Read: The equalizer: Bill de Blasio vs. inequality
Cuomo and de Blasio have also differed markedly in their approach to Trump. While the governor has tangled with the president at times during the crisis, he’s also praised him and largely directed his demands and criticism at “the federal government” rather than at the president himself. “Andrew is a four-pitch pitcher,” observed Douglas Muzzio, a political scientist at Baruch College and a longtime commentator on New York politics. “He’s got a full range of pitches, and he’s used several of them in his relationship with the president. It’s more indirection than frontal assault.”
Until the past few days, by contrast, de Blasio has been throwing only fastballs at Trump, with little visible effect. “It looks like a political stunt,” Lis Smith, a Democratic consultant who worked for both de Blasio and Cuomo before steering Pete Buttigieg’s presidential bid the past two years.
“He was the loudest, most strident, most provocative,” Paterson said of the mayor, surmising that de Blasio might have toned it down after watching Cuomo’s performances win raves.
Yet for all of their difference in tone, the substance of de Blasio’s and Cuomo’s public response has been more aligned than it might seem. Neither Democrat was particularly quick to order major shutdowns; both were initially reluctant to close schools, and as recently as mid-March, both waffled on whether to scrap the St. Patrick’s Day parade in New York City. And it was the mayor, not the governor, who began calling for a “shelter in place” order days before Cuomo ultimately acted.
“The governor is a genius at deflecting blame, and the mayor is a genius at attracting blame,” the New York elected official said. “That has been true for a long time.”
Katz told me: “For the most part, they’re saying a lot of the right stuff now. Cuomo in particular is rising to this moment. The biggest concern now though is, was it too late?”

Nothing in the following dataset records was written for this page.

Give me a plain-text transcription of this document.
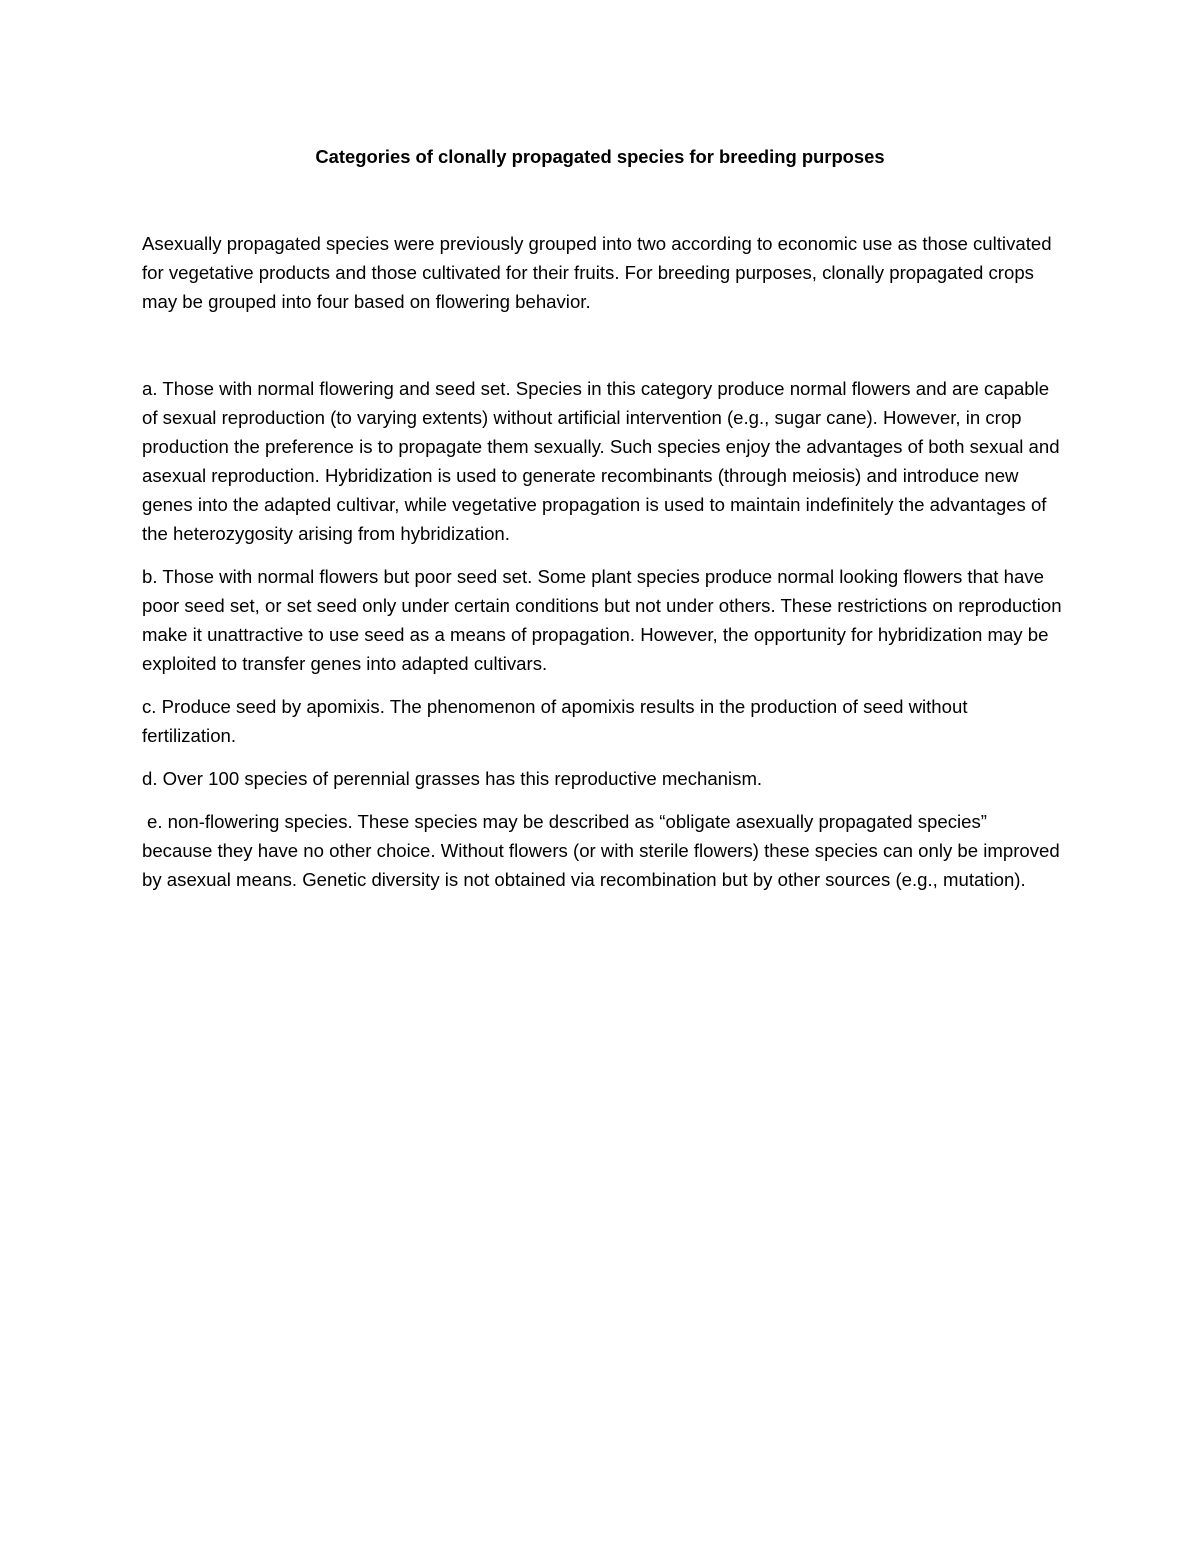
Categories of clonally propagated species for breeding purposes

Asexually propagated species were previously grouped into two according to economic use as those cultivated for vegetative products and those cultivated for their fruits. For breeding purposes, clonally propagated crops may be grouped into four based on flowering behavior.

a. Those with normal flowering and seed set. Species in this category produce normal flowers and are capable of sexual reproduction (to varying extents) without artificial intervention (e.g., sugar cane). However, in crop production the preference is to propagate them sexually. Such species enjoy the advantages of both sexual and asexual reproduction. Hybridization is used to generate recombinants (through meiosis) and introduce new genes into the adapted cultivar, while vegetative propagation is used to maintain indefinitely the advantages of the heterozygosity arising from hybridization.

b. Those with normal flowers but poor seed set. Some plant species produce normal looking flowers that have poor seed set, or set seed only under certain conditions but not under others. These restrictions on reproduction make it unattractive to use seed as a means of propagation. However, the opportunity for hybridization may be exploited to transfer genes into adapted cultivars.

c. Produce seed by apomixis. The phenomenon of apomixis results in the production of seed without fertilization.

d. Over 100 species of perennial grasses has this reproductive mechanism.

e. non-flowering species. These species may be described as “obligate asexually propagated species” because they have no other choice. Without flowers (or with sterile flowers) these species can only be improved by asexual means. Genetic diversity is not obtained via recombination but by other sources (e.g., mutation).
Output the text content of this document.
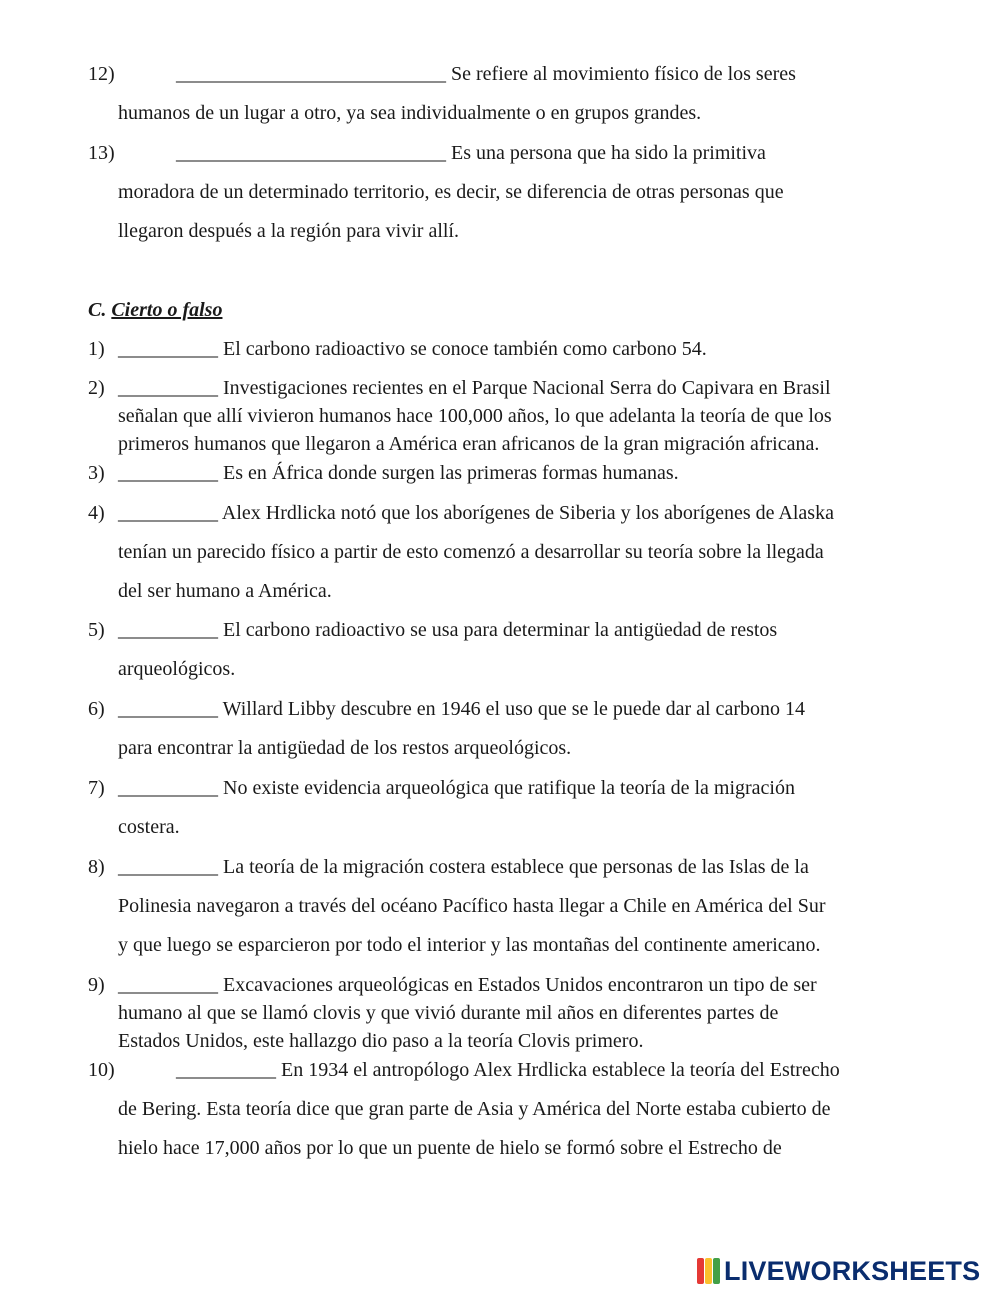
12)	___________________________ Se refiere al movimiento físico de los seres
humanos de un lugar a otro, ya sea individualmente o en grupos grandes.
13)	___________________________ Es una persona que ha sido la primitiva
moradora de un determinado territorio, es decir, se diferencia de otras personas que
llegaron después a la región para vivir allí.
C. Cierto o falso
1) __________ El carbono radioactivo se conoce también como carbono 54.
2) __________ Investigaciones recientes en el Parque Nacional Serra do Capivara en Brasil
señalan que allí vivieron humanos hace 100,000 años, lo que adelanta la teoría de que los
primeros humanos que llegaron a América eran africanos de la gran migración africana.
3) __________ Es en África donde surgen las primeras formas humanas.
4) __________ Alex Hrdlicka notó que los aborígenes de Siberia y los aborígenes de Alaska
tenían un parecido físico a partir de esto comenzó a desarrollar su teoría sobre la llegada
del ser humano a América.
5) __________ El carbono radioactivo se usa para determinar la antigüedad de restos
arqueológicos.
6) __________ Willard Libby descubre en 1946 el uso que se le puede dar al carbono 14
para encontrar la antigüedad de los restos arqueológicos.
7) __________ No existe evidencia arqueológica que ratifique la teoría de la migración
costera.
8) __________ La teoría de la migración costera establece que personas de las Islas de la
Polinesia navegaron a través del océano Pacífico hasta llegar a Chile en América del Sur
y que luego se esparcieron por todo el interior y las montañas del continente americano.
9) __________ Excavaciones arqueológicas en Estados Unidos encontraron un tipo de ser
humano al que se llamó clovis y que vivió durante mil años en diferentes partes de
Estados Unidos, este hallazgo dio paso a la teoría Clovis primero.
10)	__________ En 1934 el antropólogo Alex Hrdlicka establece la teoría del Estrecho
de Bering. Esta teoría dice que gran parte de Asia y América del Norte estaba cubierto de
hielo hace 17,000 años por lo que un puente de hielo se formó sobre el Estrecho de
LIVEWORKSHEETS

Despite a few notable disagreements, aides to both Cuomo and de Blasio told me the two are working well together during the pandemic, speaking nearly every day and sometimes multiple times. And while de Blasio’s spokesperson, Freddi Goldstein, noted that the mayor had changed his tone toward Trump after speaking with him Sunday night, she said he would not hold back if the president did not continue to deliver. “This is life and death in New York, and our tone and rhetoric and response will match that,” she said. “We just don’t have time for niceties.”
And even de Blasio’s critics acknowledged that in a dire situation, the mayor’s stridency might be a necessary complement to Cuomo’s more nuanced approach to the mercurial president. A good cop, bad cop routine, though certainly unintentional, might be effective, and de Blasio’s repeated shaming of Trump on national television did ultimately get the president’s attention.
“Maybe America needs both of them,” Katz told me. “Maybe the best thing for New York right now is for de Blasio to sound the alarm and for Cuomo to come in and be soothing. Maybe that’s not great for de Blasio in the long run, but this may be the only thing standing between New York and tens of thousands of deaths.”